JUNNA:久しぶりに有観客でライブができて、そして無事に最後まで終えることができて良かったです。歌を聴きに来てくださる人だけがいる環境で歌えるというのはこんなにも違うのかと思いましたし、みんなが待っていてくれたことも肌で感じられたので、ツアーができて良かったなぁと心から思いました。

──一方、JUNNAさんは無観客でのオンラインライブを2度開催していて、今回のシングルのBD付初回限定盤には『JUNNA ROCK YOU STREAMING LIVE 2021 「20×20」Selection』の模様が収録されていますね。

JUNNA:無観客だからこそできた演出もあって、バンドで円形になってライブをしてたり、このライブではカメラの向こうにいる方を意識してパフォーマンスをしてました。また、ライブを映像化することが初めてなので、まだJUNNAのライブを経験したことのない方も様子を楽しんでいただけるのかなと思います。

──5thシングル「海と真珠」についてですが、作詞・作曲・編曲が梶浦由記さんということでも話題ですね。アニメタイアップと、それを作るのが梶浦さんだというのは同時に聞いたのでしょうか?

JUNNA:一緒に聞きました。だから信じられなくて「ホントですか?」と。タイアップをいただけることもありがたいですし、梶浦さんに曲を作っていただける機会をくださって、本当にうれしかったです。

──梶浦さんの音楽のイメージって、どういうものですか?

JUNNA:1曲の中でもいろいろな世界を見せているような感じだと思いました。なので、私も梶浦さんの楽曲を歌わせていただくことで、新しい世界の扉を開けることが出来るのではないかと感じました。梶浦さんの楽曲は日常ではない異世界感が漂うイメージがあるんです。そういう曲を歌えるんだと思うと、ワクワクしました。

──緊張や不安よりも歌えるワクワクが先に来るのがJUNNAさんらしいです。ちなみにアニメの内容というのは知れるのですか? 今回はオリジナル作品ですけど。

JUNNA:こういうアニメだよっていう作品の概要は聞きましたし、映像も見せてもらいました。面白そうだと素直に思ったし、こういう雰囲気で歌えば良いのかなって想像もしながら届いた楽曲を聴く感じだったんですけど、やっぱり梶浦さんはすごいな!と思いました。

──それはどのあたりが?

JUNNA:どこを聴いても梶浦さんの曲だと分かるのと、いろいろなシーンや景色が目に浮かぶ楽曲に感動しました。

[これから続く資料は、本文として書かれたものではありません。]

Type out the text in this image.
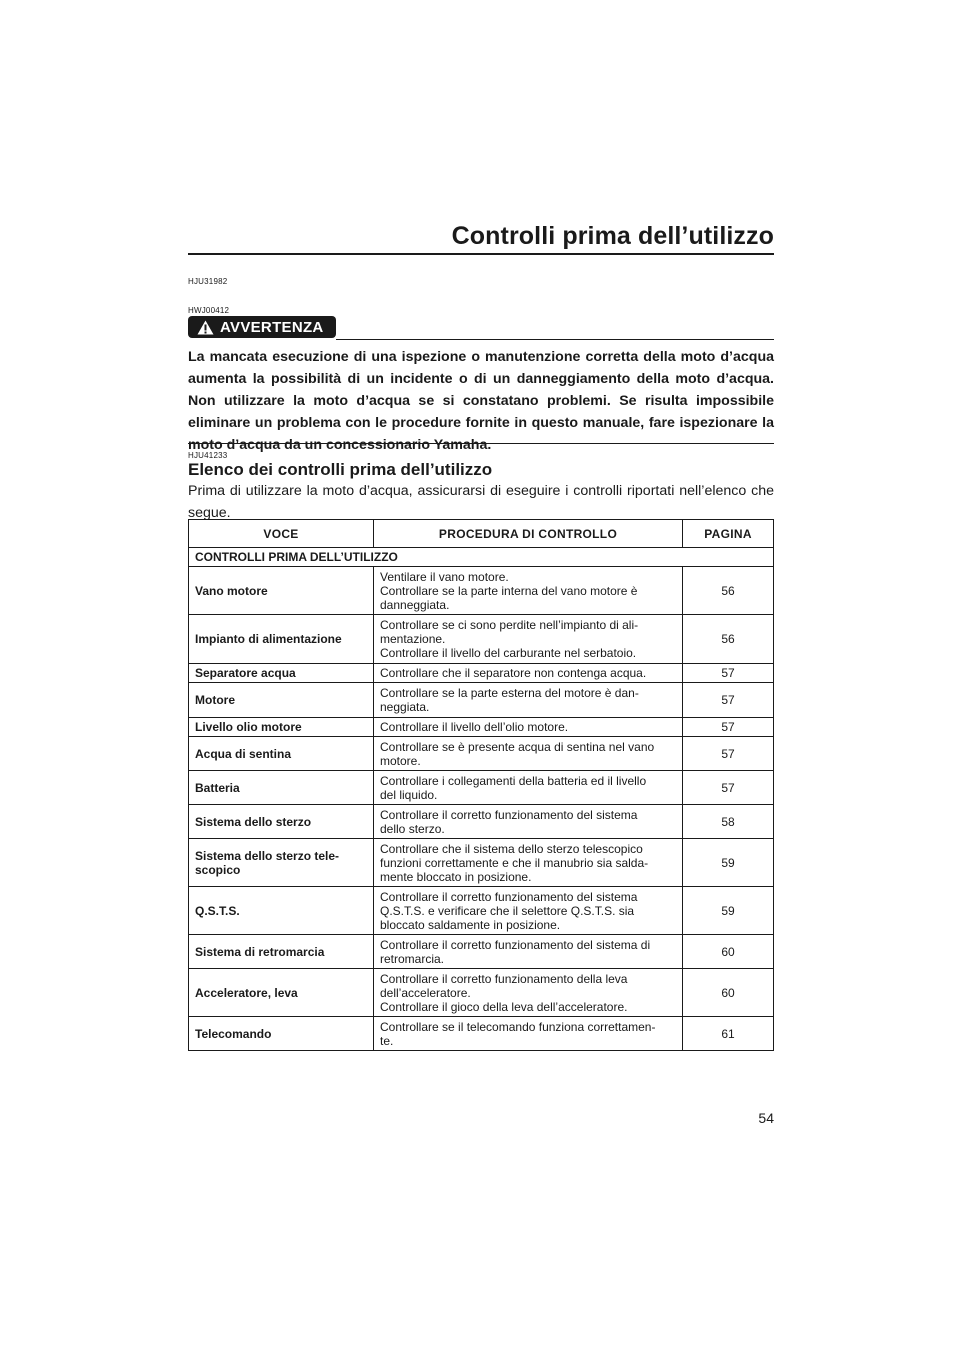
Controlli prima dell’utilizzo
HJU31982
HWJ00412
AVVERTENZA
La mancata esecuzione di una ispezione o manutenzione corretta della moto d’acqua aumenta la possibilità di un incidente o di un danneggiamento della moto d’acqua. Non utilizzare la moto d’acqua se si constatano problemi. Se risulta impossibile eliminare un problema con le procedure fornite in questo manuale, fare ispezionare la moto d’acqua da un concessionario Yamaha.
HJU41233
Elenco dei controlli prima dell’utilizzo
Prima di utilizzare la moto d’acqua, assicurarsi di eseguire i controlli riportati nell’elenco che segue.
VOCE	PROCEDURA DI CONTROLLO	PAGINA
CONTROLLI PRIMA DELL’UTILIZZO		
Vano motore	Ventilare il vano motore.
Controllare se la parte interna del vano motore è
danneggiata.	56
Impianto di alimentazione	Controllare se ci sono perdite nell’impianto di ali-
mentazione.
Controllare il livello del carburante nel serbatoio.	56
Separatore acqua	Controllare che il separatore non contenga acqua.	57
Motore	Controllare se la parte esterna del motore è dan-
neggiata.	57
Livello olio motore	Controllare il livello dell’olio motore.	57
Acqua di sentina	Controllare se è presente acqua di sentina nel vano
motore.	57
Batteria	Controllare i collegamenti della batteria ed il livello
del liquido.	57
Sistema dello sterzo	Controllare il corretto funzionamento del sistema
dello sterzo.	58
Sistema dello sterzo tele-
scopico	Controllare che il sistema dello sterzo telescopico
funzioni correttamente e che il manubrio sia salda-
mente bloccato in posizione.	59
Q.S.T.S.	Controllare il corretto funzionamento del sistema
Q.S.T.S. e verificare che il selettore Q.S.T.S. sia
bloccato saldamente in posizione.	59
Sistema di retromarcia	Controllare il corretto funzionamento del sistema di
retromarcia.	60
Acceleratore, leva	Controllare il corretto funzionamento della leva
dell’acceleratore.
Controllare il gioco della leva dell’acceleratore.	60
Telecomando	Controllare se il telecomando funziona correttamen-
te.	61
54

──レコーディングでは、梶浦さん自ら歌ってディレクションをしてくれたそうですね。表現の仕方が変わったとツアーのMCでも語っていましたが、まだまだ学ぶところは多かったですか?

JUNNA:はい! まだまだ、まだまだ(学ぶことが)ありました。歌い方ひとつでこんなに雰囲気が変わるんだなと思いました。アップテンポの曲で、言葉一つ一つ切るのではなく、繋げてフレーズを大事に歌う感じは、これまでの私の曲や歌い方にはなかった感覚なので、新しい発見になりました。

──実際に歌って見せてくれると、やはり違うものですか?

JUNNA:ものすごく分かりやすかったです。私は言葉を理解するのが遅いというか、すごく時間がかかってしまうんですけど、実際に歌ってくださると、すぐに理解できるのでやりやすかったですし、すごく贅沢な時間でした(笑)。

──表現での肝の部分というと、どんなところですか?

JUNNA:最初のコーラス部分が特に難しくて、異国感があるんです。不穏な感じで始まるのではなく、ワクワク感を重視したかったんです。私は割と深刻に歌いがちになってしまうので、明るく歌うことを全体的に意識しながら歌いました。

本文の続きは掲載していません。